Protesters would reassemble over the next three nights, and police would occasionally fire projectiles into the crowds after declaring the protests illegal. Curfews had been imposed by authorities throughout the region.

Daunte Wright was remembered as a charismatic young man.

Mr. Wright and his son Credit... The Law of Ben Crump

Mr. Wright was remembered by family and friends for his bright smile and outgoing demeanor, as well as for being a dedicated father to a toddler, Daunte Jr., who was almost two. He was named "class clown" as a freshman at Thomas Edison High School.

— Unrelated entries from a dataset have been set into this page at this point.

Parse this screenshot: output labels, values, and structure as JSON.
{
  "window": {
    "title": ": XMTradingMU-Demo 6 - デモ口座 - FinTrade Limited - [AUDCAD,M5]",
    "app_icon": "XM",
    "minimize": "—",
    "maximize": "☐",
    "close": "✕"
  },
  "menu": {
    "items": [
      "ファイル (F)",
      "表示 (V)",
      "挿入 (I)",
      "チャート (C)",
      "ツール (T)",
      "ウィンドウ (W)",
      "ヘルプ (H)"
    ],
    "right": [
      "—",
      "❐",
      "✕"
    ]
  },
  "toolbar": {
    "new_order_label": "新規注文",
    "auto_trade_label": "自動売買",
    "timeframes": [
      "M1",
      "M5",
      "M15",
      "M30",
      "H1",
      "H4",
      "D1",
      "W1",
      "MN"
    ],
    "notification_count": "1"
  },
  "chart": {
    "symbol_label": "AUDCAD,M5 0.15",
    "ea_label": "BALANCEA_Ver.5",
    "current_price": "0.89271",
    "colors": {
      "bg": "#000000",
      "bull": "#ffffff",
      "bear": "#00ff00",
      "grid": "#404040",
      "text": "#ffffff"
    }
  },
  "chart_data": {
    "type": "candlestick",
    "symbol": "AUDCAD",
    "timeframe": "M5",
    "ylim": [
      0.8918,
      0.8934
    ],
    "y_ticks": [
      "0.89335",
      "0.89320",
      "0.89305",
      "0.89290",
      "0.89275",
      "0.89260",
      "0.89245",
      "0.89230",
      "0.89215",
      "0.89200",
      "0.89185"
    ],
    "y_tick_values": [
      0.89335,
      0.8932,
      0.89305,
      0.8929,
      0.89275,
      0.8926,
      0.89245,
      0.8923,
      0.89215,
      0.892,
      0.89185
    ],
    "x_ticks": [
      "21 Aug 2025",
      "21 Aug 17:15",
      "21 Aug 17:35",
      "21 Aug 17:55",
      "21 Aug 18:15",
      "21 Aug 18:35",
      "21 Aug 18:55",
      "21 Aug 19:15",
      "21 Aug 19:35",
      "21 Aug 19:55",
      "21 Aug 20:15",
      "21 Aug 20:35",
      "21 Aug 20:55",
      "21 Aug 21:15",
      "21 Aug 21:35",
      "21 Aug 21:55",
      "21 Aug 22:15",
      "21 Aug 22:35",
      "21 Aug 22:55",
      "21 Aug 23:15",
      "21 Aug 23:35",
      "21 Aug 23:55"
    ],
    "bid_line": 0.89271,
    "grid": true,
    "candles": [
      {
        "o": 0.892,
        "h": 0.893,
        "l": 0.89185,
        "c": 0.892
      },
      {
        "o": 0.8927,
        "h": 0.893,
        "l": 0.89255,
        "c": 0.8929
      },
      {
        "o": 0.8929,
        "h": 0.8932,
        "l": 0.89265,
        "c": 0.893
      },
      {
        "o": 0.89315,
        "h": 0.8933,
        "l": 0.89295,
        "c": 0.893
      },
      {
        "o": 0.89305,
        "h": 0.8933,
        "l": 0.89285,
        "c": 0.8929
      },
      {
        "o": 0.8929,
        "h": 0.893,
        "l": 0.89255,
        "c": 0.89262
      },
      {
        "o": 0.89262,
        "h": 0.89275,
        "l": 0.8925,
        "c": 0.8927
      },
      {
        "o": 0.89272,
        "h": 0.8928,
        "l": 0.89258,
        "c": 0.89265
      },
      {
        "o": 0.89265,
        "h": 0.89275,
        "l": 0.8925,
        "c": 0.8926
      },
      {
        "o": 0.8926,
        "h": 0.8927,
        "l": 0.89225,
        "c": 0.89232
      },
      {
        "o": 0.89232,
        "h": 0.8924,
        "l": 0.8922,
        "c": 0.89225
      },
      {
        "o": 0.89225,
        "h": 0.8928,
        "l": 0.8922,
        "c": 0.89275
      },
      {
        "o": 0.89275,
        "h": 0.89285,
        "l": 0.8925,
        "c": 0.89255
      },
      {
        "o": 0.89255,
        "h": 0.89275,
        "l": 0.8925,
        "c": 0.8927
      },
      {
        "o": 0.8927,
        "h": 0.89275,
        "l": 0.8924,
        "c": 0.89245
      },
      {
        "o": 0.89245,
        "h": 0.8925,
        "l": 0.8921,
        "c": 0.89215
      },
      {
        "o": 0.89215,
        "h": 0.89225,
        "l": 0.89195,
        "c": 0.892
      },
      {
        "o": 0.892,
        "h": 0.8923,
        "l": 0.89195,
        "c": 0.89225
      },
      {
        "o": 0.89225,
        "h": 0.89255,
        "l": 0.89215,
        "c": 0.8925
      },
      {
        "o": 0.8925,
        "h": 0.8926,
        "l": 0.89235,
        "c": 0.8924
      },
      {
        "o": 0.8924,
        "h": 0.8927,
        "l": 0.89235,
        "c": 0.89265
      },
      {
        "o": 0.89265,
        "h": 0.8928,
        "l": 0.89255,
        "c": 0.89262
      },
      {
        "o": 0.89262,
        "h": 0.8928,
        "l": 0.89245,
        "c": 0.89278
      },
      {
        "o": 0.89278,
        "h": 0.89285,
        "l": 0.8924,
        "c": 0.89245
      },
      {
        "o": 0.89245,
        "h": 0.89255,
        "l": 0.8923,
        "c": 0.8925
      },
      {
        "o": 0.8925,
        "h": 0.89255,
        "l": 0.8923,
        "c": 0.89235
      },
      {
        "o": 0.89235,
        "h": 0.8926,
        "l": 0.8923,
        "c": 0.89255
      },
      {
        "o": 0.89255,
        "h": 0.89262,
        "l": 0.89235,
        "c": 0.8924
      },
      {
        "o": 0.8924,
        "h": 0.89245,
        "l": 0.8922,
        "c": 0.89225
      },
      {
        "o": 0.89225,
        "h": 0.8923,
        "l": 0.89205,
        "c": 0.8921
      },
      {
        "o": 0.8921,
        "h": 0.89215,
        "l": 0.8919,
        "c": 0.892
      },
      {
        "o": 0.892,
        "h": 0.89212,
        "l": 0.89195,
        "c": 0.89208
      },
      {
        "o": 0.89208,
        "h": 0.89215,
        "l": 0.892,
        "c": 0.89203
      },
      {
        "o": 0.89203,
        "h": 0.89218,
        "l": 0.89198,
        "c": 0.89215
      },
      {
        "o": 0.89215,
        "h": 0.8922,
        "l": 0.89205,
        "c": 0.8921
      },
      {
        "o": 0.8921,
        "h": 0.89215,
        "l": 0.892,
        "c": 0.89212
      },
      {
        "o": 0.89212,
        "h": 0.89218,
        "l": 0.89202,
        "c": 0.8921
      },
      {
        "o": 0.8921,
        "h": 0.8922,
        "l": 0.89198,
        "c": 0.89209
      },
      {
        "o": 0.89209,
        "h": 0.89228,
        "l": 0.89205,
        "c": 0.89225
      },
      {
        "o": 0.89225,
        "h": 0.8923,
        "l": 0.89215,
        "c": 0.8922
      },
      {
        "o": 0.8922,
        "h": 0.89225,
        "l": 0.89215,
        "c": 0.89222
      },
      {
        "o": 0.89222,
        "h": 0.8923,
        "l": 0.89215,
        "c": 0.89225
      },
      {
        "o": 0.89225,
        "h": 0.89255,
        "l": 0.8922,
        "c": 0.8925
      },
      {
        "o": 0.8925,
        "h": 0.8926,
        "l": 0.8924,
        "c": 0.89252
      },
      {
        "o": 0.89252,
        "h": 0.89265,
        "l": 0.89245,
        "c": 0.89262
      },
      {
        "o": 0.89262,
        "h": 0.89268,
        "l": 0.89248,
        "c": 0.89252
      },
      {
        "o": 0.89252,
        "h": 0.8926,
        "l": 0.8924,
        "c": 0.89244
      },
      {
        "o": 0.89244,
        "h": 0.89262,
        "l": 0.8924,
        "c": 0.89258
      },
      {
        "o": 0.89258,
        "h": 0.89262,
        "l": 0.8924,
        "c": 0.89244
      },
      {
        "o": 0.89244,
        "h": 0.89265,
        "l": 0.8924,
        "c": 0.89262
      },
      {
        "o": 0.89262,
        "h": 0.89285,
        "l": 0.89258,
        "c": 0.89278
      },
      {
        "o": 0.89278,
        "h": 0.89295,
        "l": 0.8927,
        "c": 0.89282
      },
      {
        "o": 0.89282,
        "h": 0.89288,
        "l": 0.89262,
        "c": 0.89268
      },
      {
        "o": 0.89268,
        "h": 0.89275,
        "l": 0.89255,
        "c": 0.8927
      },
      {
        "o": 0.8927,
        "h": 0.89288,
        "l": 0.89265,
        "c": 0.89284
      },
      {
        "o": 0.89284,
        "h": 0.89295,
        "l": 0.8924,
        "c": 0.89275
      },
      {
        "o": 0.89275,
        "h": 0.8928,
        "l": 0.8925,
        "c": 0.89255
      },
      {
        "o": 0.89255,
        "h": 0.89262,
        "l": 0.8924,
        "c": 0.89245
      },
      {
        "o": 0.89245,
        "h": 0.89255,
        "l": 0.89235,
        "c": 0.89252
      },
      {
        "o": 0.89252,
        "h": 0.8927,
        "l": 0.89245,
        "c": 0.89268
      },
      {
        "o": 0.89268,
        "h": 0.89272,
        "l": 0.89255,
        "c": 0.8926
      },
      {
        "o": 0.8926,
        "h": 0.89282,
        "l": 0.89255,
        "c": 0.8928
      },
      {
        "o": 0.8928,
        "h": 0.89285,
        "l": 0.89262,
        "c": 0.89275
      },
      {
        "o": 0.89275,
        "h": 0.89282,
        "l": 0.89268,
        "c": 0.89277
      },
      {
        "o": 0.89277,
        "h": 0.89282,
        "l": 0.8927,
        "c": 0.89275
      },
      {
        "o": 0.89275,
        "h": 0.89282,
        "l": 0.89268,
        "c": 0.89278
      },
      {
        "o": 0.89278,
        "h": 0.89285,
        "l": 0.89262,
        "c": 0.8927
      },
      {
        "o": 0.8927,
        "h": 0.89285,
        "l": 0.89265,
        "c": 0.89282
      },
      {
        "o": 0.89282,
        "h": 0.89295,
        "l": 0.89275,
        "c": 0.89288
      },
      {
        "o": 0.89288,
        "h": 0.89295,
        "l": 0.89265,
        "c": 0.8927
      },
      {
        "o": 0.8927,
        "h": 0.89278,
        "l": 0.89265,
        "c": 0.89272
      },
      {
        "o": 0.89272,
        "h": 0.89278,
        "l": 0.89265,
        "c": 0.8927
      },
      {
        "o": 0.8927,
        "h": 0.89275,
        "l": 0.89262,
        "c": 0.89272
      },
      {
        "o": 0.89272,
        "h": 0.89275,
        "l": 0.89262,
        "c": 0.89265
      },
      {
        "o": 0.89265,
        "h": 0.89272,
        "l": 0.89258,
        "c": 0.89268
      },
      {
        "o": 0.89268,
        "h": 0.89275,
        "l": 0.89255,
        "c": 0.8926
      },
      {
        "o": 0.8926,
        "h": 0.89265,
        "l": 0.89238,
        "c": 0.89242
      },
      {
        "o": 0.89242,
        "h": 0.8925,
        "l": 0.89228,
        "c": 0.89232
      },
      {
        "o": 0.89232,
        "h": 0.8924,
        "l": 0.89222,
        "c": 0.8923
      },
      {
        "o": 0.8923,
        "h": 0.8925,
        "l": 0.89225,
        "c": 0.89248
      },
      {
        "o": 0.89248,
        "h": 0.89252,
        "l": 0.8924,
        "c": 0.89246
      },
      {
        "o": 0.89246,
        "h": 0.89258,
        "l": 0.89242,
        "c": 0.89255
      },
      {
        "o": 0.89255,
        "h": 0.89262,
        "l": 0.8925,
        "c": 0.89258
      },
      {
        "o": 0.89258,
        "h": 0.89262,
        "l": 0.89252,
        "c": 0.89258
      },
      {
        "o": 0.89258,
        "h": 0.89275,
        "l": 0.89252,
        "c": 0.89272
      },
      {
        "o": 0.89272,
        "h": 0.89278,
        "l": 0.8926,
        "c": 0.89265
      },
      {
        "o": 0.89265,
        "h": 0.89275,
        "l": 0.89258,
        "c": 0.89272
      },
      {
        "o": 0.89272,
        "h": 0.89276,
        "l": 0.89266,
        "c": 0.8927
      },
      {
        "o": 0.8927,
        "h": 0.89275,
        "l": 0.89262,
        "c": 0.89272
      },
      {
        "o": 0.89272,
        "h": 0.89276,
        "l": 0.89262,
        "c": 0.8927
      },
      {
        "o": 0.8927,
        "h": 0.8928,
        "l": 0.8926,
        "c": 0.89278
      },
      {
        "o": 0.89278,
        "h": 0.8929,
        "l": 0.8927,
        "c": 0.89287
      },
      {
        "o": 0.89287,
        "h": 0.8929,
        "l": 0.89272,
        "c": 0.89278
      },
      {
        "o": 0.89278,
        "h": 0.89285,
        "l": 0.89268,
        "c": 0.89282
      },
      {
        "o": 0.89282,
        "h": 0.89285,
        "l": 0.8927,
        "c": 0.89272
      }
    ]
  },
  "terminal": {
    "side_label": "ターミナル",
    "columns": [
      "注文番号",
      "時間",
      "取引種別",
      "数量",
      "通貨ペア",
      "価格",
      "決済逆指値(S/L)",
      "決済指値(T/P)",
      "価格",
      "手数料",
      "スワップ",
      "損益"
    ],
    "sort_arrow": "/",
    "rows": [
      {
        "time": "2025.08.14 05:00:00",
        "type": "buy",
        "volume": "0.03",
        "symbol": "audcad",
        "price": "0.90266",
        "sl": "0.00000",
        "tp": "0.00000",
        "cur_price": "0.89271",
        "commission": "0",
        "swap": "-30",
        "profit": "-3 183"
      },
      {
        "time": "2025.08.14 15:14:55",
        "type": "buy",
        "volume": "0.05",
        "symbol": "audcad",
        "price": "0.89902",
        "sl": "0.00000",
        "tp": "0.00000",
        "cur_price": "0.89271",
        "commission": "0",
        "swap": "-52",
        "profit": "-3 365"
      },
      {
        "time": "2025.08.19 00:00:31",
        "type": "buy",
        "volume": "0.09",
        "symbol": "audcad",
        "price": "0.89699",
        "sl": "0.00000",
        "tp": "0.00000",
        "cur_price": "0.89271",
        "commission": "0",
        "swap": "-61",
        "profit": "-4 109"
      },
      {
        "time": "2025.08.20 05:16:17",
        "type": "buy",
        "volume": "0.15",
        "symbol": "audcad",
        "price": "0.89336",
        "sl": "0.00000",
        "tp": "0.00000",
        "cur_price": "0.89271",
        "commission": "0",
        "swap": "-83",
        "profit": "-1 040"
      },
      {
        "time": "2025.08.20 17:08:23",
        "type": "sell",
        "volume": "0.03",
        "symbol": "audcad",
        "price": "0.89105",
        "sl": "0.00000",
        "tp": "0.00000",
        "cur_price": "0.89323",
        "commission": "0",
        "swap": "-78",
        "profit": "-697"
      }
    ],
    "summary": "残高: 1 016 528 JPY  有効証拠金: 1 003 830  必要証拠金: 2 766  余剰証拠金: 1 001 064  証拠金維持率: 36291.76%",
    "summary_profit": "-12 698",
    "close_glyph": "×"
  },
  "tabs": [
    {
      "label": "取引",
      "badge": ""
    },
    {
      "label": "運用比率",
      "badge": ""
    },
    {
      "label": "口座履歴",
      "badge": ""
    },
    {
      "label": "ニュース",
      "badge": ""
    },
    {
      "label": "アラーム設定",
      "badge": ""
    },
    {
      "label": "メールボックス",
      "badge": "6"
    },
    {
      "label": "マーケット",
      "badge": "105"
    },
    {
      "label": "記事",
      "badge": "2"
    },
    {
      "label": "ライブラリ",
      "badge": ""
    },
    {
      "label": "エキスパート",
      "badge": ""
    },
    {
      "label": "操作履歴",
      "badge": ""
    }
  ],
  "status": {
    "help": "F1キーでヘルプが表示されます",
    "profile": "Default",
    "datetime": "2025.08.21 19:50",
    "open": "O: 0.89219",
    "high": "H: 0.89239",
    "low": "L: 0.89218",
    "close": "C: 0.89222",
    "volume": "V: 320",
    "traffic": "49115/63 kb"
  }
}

According to Yusuf Abdullah, principal of Patrick Henry High School in Minneapolis, he "was just like any other kid" in 2018.

Courteney Ross, George Floyd's girlfriend and Mr. Wright's former teacher, joined his mother at a news conference outside a Minneapolis courthouse days after the shooting.


According to court records, a judge issued a warrant for Mr. Wright in early April after he failed to appear in court.

Mr. Wright's funeral was held on April 22. The eulogy was delivered by the Rev. Al Sharpton. Mr. Sharpton said, "You thought he was just some kid with an air freshener." "He was a prince, and the entire city of Minneapolis came to a halt today to honor the prince of Brooklyn Center."

The officer who shot him was apprehended and convicted of manslaughter.

Kim Potter, a 26-year veteran of the Brooklyn Center Police Department, was identified as the officer who shot Mr. Wright on April 12. Ms. Potter, 48, then resigned from the police force, her union said the next day, when Chief Gannon also announced his resignation.

Ms. Potter was arrested and taken into custody on the morning of April 14, according to the Bureau of Criminal Apprehension, the state agency that investigates police killings in Minnesota. She has been charged with both first-degree and second-degree manslaughter.

On December 23, she was found guilty of manslaughter and sentenced to two years in prison in February.